Having experienced Nico Muhly’s soundscape for the Wilton Diptych in the British National Gallery, I weep at his music being wasted trying to give Greg’s contemptible film some depth.

1/5

October 3, 2012

The Perks of Being a Wallflower

Director Stephen Chbosky adapts his own acclaimed 1999 young adult novel for a movie that treats high-schoolers as seriously as Adventureland did college graduates.

Socially isolated teenager Charlie (Logan Lerman) starts high school after a summer of depression over his best friend’s suicide. His parents (Dylan McDermott and Kate Walsh) are loving and acerbic, but as little help emotionally as his sister Candace (Nina Dobrev). Charlie remains haunted by the memory of his dead aunt Helen (Melanie Lynskey), the one member of the family who truly loved him. However, when he strikes up a friendship with flamboyant senior Patrick (Ezra Miller), and becomes instantly smitten with Patrick’s step-sister Sam (Emma Watson), he is absorbed into their tight-knit social circle which includes Scott Pilgrim stars Johnny Simmons as self-loathing jock Brad and Mae Whitman as would-be photographer Mary Elizabeth. But even as Charlie tears thru the novels given to him by teacher Mr Anderson (Paul Rudd), and blooms into a Rocky Horror performer under the tutelage of Sam, a traumatic end to the year awaits him and these beautiful people…

The range displayed by these young stars is startling. Lerman played the charismatic rebel in Meet Bill and Miller the troubled loner in We Need to Talk About Kevin, yet here Lerman is impressively subdued and Miller is an exuberant joy. Watson meanwhile is luminous, and I would always have regarded her as merely competent. The acting is impeccable even in the smaller roles. McDermott is wonderfully cutting, Whitman hilariously narcissistic and garrulous, and Walsh has an astonishing reaction shot. Cameoing Vampire Diaries heroine Nina Dobrev meanwhile just can’t seem to escape boyfriend drama (here with Ponytail Derek, despised by her entire family) and caring for a drug-addled younger brother. Chbosky also triumphs in making his novel utterly cinematic, from a Dexy’s Midnight Runners sound-tracked dance where Charlie truly joins Patrick and Sam’s clique, to Bowie’s ‘Heroes’ blasting out on the radio as Patrick roars thru a tunnel while Sam stands up on their truck.

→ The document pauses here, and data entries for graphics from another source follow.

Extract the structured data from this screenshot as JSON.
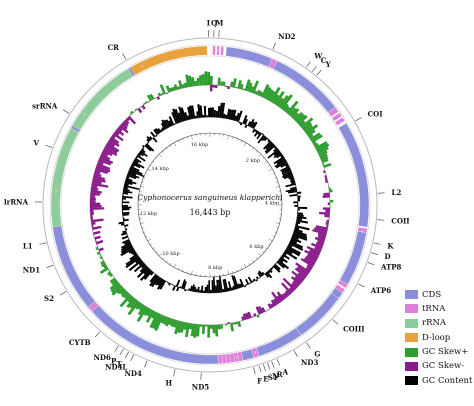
{
  "genome": {
    "species": "Cyphonocerus sanguineus klapperichi",
    "size_label": "16,443 bp",
    "size_bp": 16443
  },
  "genes": [
    {
      "name": "I",
      "type": "tRNA"
    },
    {
      "name": "Q",
      "type": "tRNA"
    },
    {
      "name": "M",
      "type": "tRNA"
    },
    {
      "name": "ND2",
      "type": "CDS"
    },
    {
      "name": "W",
      "type": "tRNA"
    },
    {
      "name": "C",
      "type": "tRNA"
    },
    {
      "name": "Y",
      "type": "tRNA"
    },
    {
      "name": "COI",
      "type": "CDS"
    },
    {
      "name": "L2",
      "type": "tRNA"
    },
    {
      "name": "COII",
      "type": "CDS"
    },
    {
      "name": "K",
      "type": "tRNA"
    },
    {
      "name": "D",
      "type": "tRNA"
    },
    {
      "name": "ATP8",
      "type": "CDS"
    },
    {
      "name": "ATP6",
      "type": "CDS"
    },
    {
      "name": "COIII",
      "type": "CDS"
    },
    {
      "name": "G",
      "type": "tRNA"
    },
    {
      "name": "ND3",
      "type": "CDS"
    },
    {
      "name": "A",
      "type": "tRNA"
    },
    {
      "name": "R",
      "type": "tRNA"
    },
    {
      "name": "N",
      "type": "tRNA"
    },
    {
      "name": "S1",
      "type": "tRNA"
    },
    {
      "name": "E",
      "type": "tRNA"
    },
    {
      "name": "F",
      "type": "tRNA"
    },
    {
      "name": "ND5",
      "type": "CDS"
    },
    {
      "name": "H",
      "type": "tRNA"
    },
    {
      "name": "ND4",
      "type": "CDS"
    },
    {
      "name": "ND4L",
      "type": "CDS"
    },
    {
      "name": "T",
      "type": "tRNA"
    },
    {
      "name": "P",
      "type": "tRNA"
    },
    {
      "name": "ND6",
      "type": "CDS"
    },
    {
      "name": "CYTB",
      "type": "CDS"
    },
    {
      "name": "S2",
      "type": "tRNA"
    },
    {
      "name": "ND1",
      "type": "CDS"
    },
    {
      "name": "L1",
      "type": "tRNA"
    },
    {
      "name": "lrRNA",
      "type": "rRNA"
    },
    {
      "name": "V",
      "type": "tRNA"
    },
    {
      "name": "srRNA",
      "type": "rRNA"
    },
    {
      "name": "CR",
      "type": "D-loop"
    }
  ],
  "scale_ticks": [
    "2 kbp",
    "4 kbp",
    "6 kbp",
    "8 kbp",
    "10 kbp",
    "12 kbp",
    "14 kbp",
    "16 kbp"
  ],
  "legend": [
    {
      "label": "CDS",
      "color": "#8B8FDB"
    },
    {
      "label": "tRNA",
      "color": "#E07FD8"
    },
    {
      "label": "rRNA",
      "color": "#8FCC9B"
    },
    {
      "label": "D-loop",
      "color": "#E8A23C"
    },
    {
      "label": "GC Skew+",
      "color": "#2E9E2E"
    },
    {
      "label": "GC Skew-",
      "color": "#8B1A8B"
    },
    {
      "label": "GC Content",
      "color": "#000000"
    }
  ]
}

The central idea of the film, “We accept the love we think we deserve,” is played brilliantly as a piercing insight into the damaged relationships pursued by the central trio. Despite their cool mix-tapes, sardonic wit, and good hearts Patrick and Sam are made to feel like losers by the wider school and so accept less than they deserve. Meeting Charlie oddly may be a spur for them too. Chbosky delightfully never unequivocally locates this film in Pittsburgh until a Penguins reference in the penultimate scene, an ambiguity mirrored in our uncertainty about Charlie’s mental state and past. But unlike the frustrating vagueness concerning Joseph Gordon-Levitt’s damaged hero in The Lookout we know definitely that Charlie is fully functional, just highly medicated, and dealing with immense guilt. The patient reveal of his damaged psyche makes its eventual revelation all the more powerful as it explains many different thematic strands, including a brutal and chilling cafeteria fight scene after which Charlie blacks out.

Chbosky has made a film of great wit, charm, and emotional depth that stands comparison with Michael Chabon’s Pittsburgh novels. This is a film to see and love.